Tom Keatinge, director of the Center for Financial Crimes and Security Studies at RUSI, said Chinese banks are already evaluating the risk of handling Russia-related transactions on a case-by-case basis.

“Transactions that are rejected in the western branches of Chinese banks for compliance reasons are then processed in Shanghai if they are deemed strategically important for China,” he said.

“China could well become a clearinghouse for Russian transactions, and there are many interesting tricks that can be employed – be it Mexico’s ‘black peso market’ model for cross-border drug financing or the age-old one Hawala Method of using brokers to facilitate transactions without money changing hands,” Keatinge said.

But Aaron Arnold, an anti-proliferation expert who has served in both the US government and the UN body that oversees violations of North Korean sanctions, noted Iran’s unfortunate experience of building a “barter system with China that’s basically oil.” was against goods”.

“Iran was soon inundated with Chinese goods it neither needed nor wanted,” Arnold said. “Shifting economic activity to China may relieve some sectors, but not the economy as a whole.”

North Korea’s misery — its real gross domestic product was just $27.4 billion in 2020, compared to Russia’s GDP of nearly $1.5 trillion — means sanctions-lifting programs fetching even tens of millions of dollars or less , can make a significant difference to a regime focused solely on survival and self-enrichment.

Allegations contained in the latest UN report on violations of North Korean sanctions included a Taiwanese shipping agency that helped Pyongyang import tens of thousands of tons of oil, a North Korean spy running hotels and casinos in Cambodia, a plan to set up a factory to manufacture Guns and drugs in Uganda and plans to import luxury cars and even a grand piano.

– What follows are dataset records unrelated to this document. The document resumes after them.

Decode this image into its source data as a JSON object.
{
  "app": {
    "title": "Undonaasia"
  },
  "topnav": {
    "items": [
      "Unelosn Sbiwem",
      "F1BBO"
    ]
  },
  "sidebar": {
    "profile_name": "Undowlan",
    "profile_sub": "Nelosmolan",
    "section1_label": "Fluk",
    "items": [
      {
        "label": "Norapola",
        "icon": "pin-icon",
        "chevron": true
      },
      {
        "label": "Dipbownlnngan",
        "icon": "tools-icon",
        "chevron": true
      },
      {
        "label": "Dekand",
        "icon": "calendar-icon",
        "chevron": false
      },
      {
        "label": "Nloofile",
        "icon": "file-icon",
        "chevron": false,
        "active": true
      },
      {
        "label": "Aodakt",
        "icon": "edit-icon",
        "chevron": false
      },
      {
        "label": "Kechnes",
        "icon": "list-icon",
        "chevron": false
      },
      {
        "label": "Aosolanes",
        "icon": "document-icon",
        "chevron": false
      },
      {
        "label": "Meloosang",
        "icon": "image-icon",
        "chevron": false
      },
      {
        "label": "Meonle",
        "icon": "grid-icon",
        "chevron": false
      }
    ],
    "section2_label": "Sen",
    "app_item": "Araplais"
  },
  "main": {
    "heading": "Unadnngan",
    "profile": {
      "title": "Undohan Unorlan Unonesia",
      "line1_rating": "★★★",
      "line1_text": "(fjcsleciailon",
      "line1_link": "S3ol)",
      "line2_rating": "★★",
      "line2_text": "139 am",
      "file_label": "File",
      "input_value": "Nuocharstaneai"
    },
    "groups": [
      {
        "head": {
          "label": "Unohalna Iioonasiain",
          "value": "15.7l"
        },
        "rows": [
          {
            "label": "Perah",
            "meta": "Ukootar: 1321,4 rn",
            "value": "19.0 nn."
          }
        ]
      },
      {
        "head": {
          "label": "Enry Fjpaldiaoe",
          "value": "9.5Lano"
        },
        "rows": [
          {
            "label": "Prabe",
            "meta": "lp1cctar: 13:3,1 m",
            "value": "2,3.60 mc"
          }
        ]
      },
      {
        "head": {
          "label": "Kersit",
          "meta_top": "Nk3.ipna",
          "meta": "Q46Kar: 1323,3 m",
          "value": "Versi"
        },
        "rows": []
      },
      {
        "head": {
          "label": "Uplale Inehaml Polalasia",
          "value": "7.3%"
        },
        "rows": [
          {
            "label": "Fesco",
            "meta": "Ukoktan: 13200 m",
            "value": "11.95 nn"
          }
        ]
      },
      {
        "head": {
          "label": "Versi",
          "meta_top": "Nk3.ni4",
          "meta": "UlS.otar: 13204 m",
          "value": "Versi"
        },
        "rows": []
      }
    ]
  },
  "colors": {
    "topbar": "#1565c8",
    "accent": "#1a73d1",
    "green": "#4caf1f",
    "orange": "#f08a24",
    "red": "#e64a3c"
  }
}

Like Russia, North Korea has an impressive cybercrime capability. The US Treasury Department last week linked North Korean hackers to a $615 million crypto heist of players of Axie Infinity, a popular online game.

But Liu said a far greater threat to the West than individual criminal operations posed by Russia, China and other like-minded countries accelerating efforts to build their own parallel financial systems. North Korea, she added, would be a “key beneficiary” of an “alliance of sanctions dodgers.”

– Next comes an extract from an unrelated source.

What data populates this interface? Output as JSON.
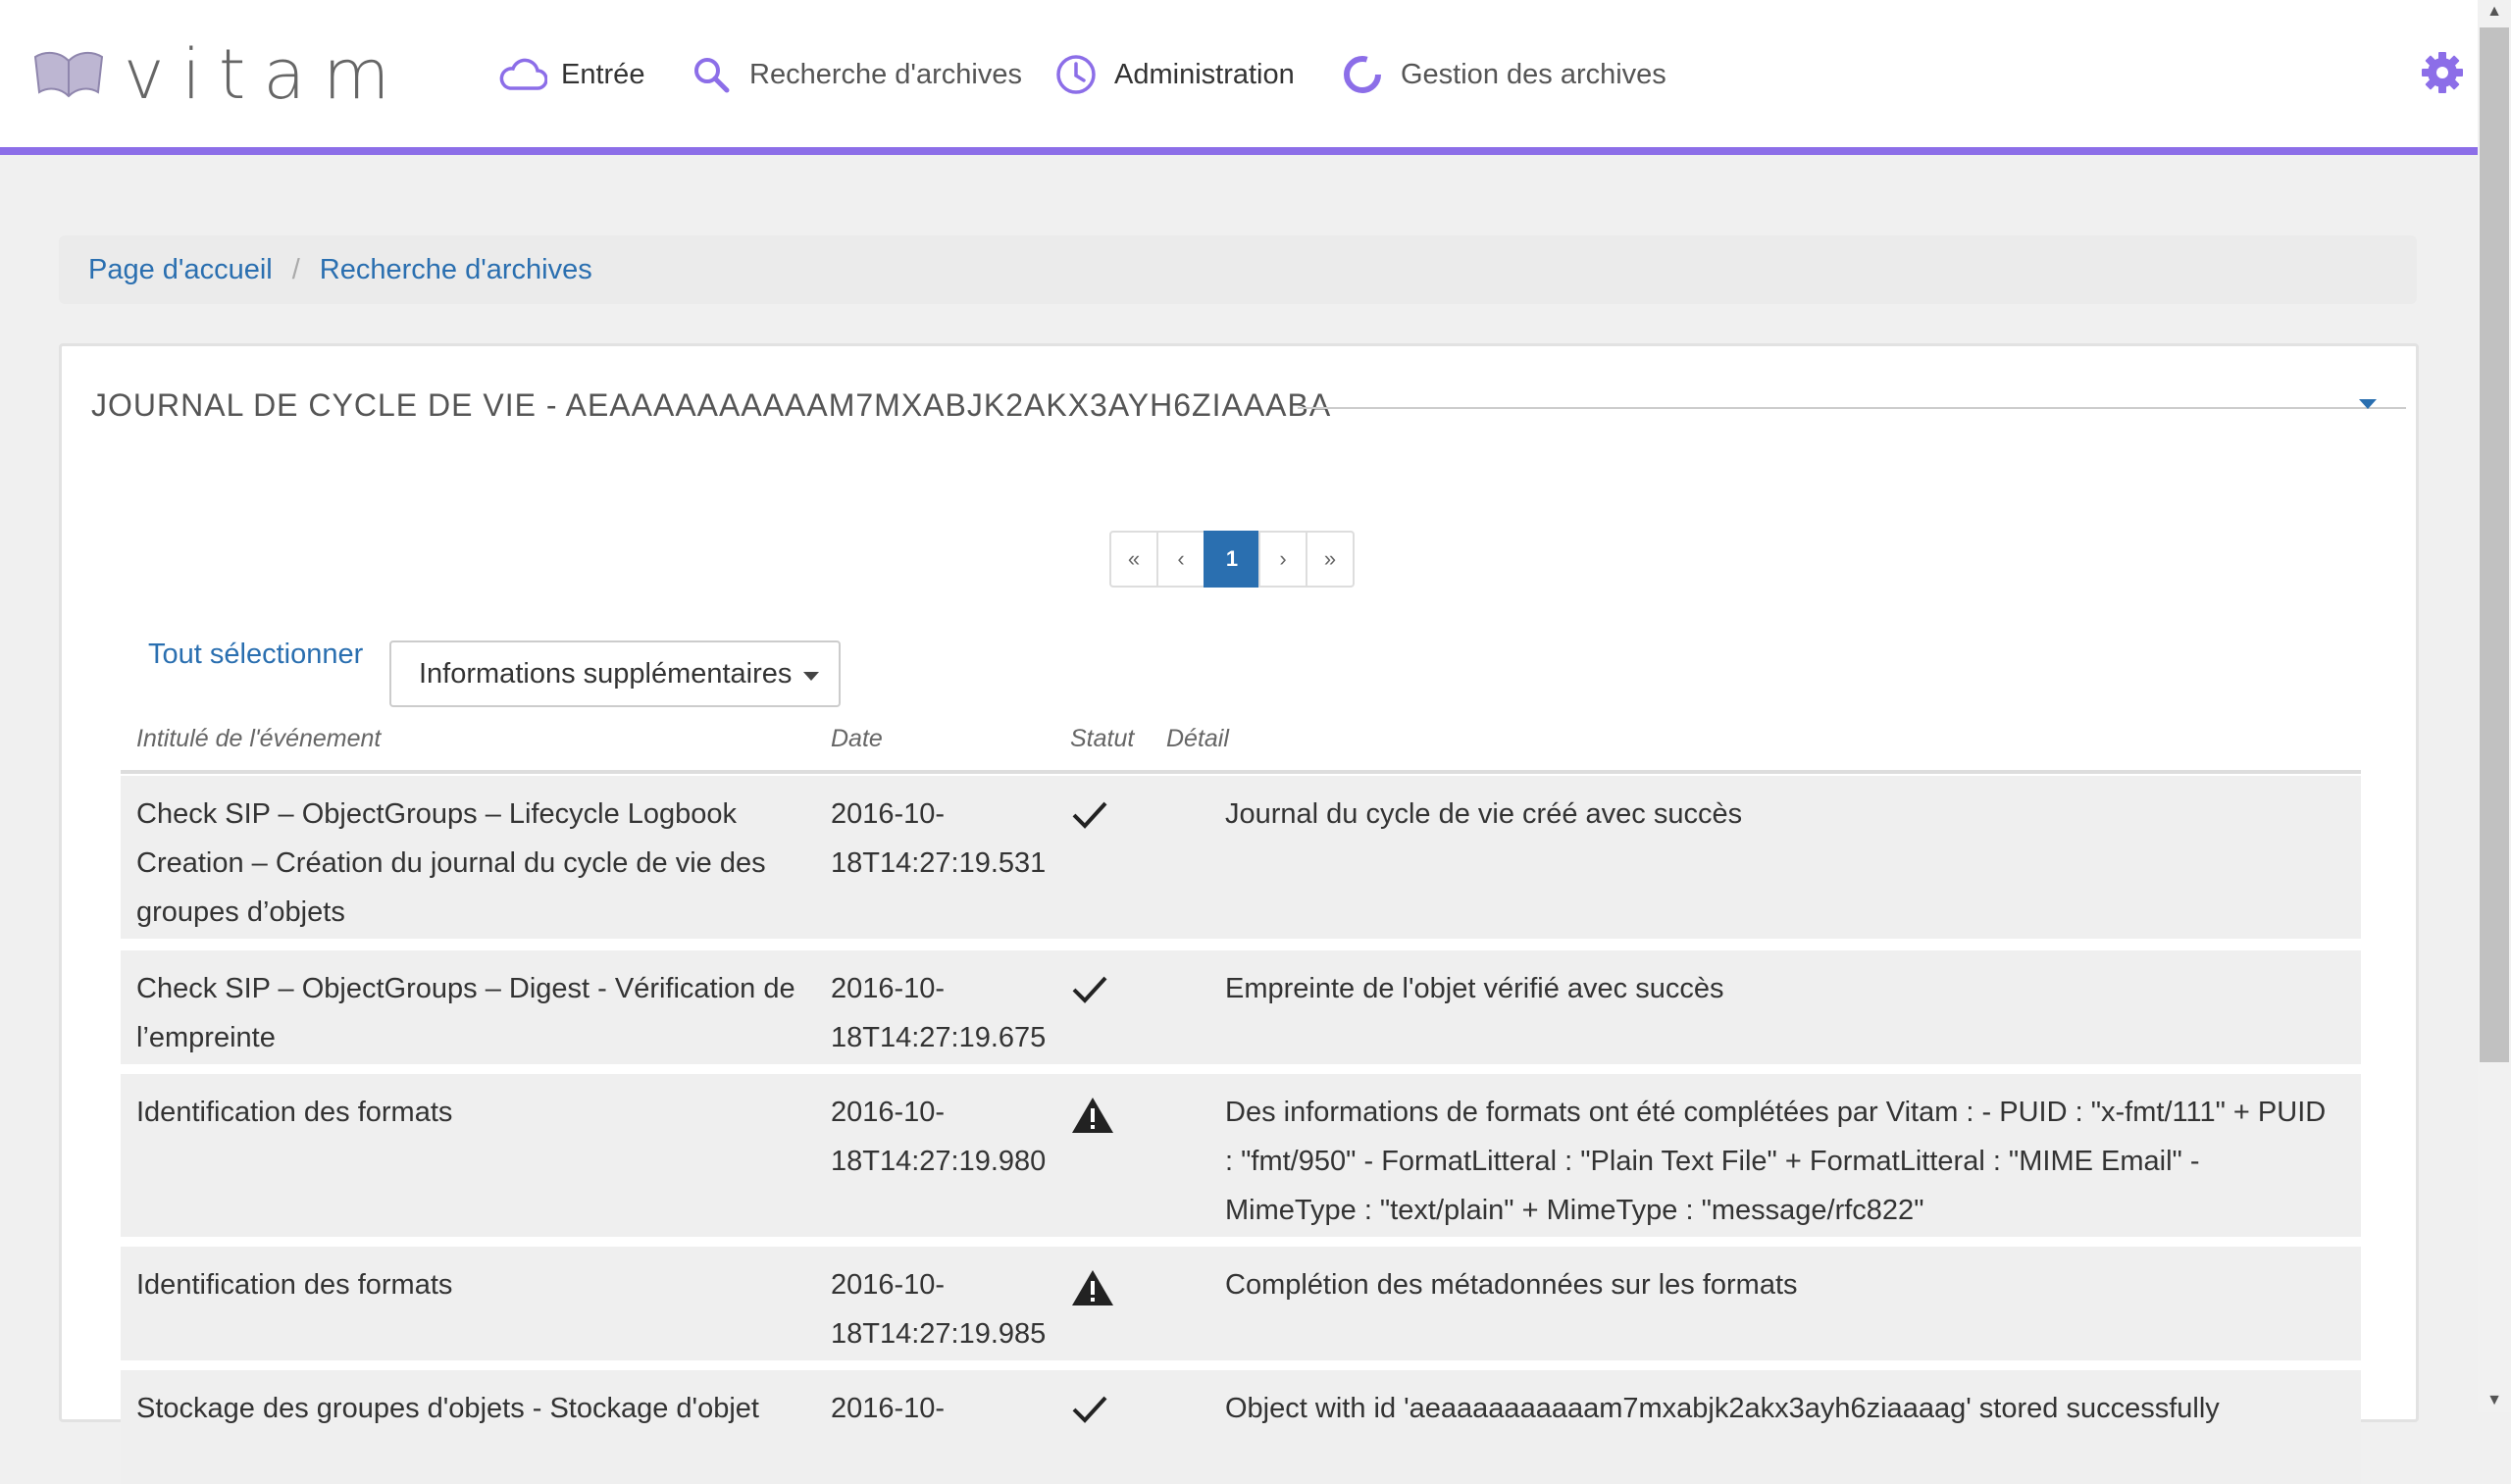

Liu cited Russian Finance Minister Anton Siluanov’s call this month for the Brics Group of Brazil, Russia, India, China and South Africa to expand the use of national currencies and integrate their payment systems.

Several experts have linked the fate of North Korea’s sanctions regime to that of the crumbling world order.

Last month, Russia’s deputy foreign minister met with the North Korean ambassador in Moscow to discuss improving bilateral relations “in the context of changes on the international scene.”

Stephanie Kleine-Ahlbrandt, a non-resident fellow at the Stimson Center think tank in Washington, said: “I would expect Russia and China to see more sanctions violations, as well as an increase in cooperation efforts, particularly at the multilateral level, around the sanctions regimes against North Korea and others weaken countries.”

“The more Russia becomes a pariah, the less interested it will be in maintaining the system,” Keatinge said. “I’m increasingly convinced that we’re going to have financial walled gardens — a garden in the East dominated by China and a garden in the West dominated by the dollar.”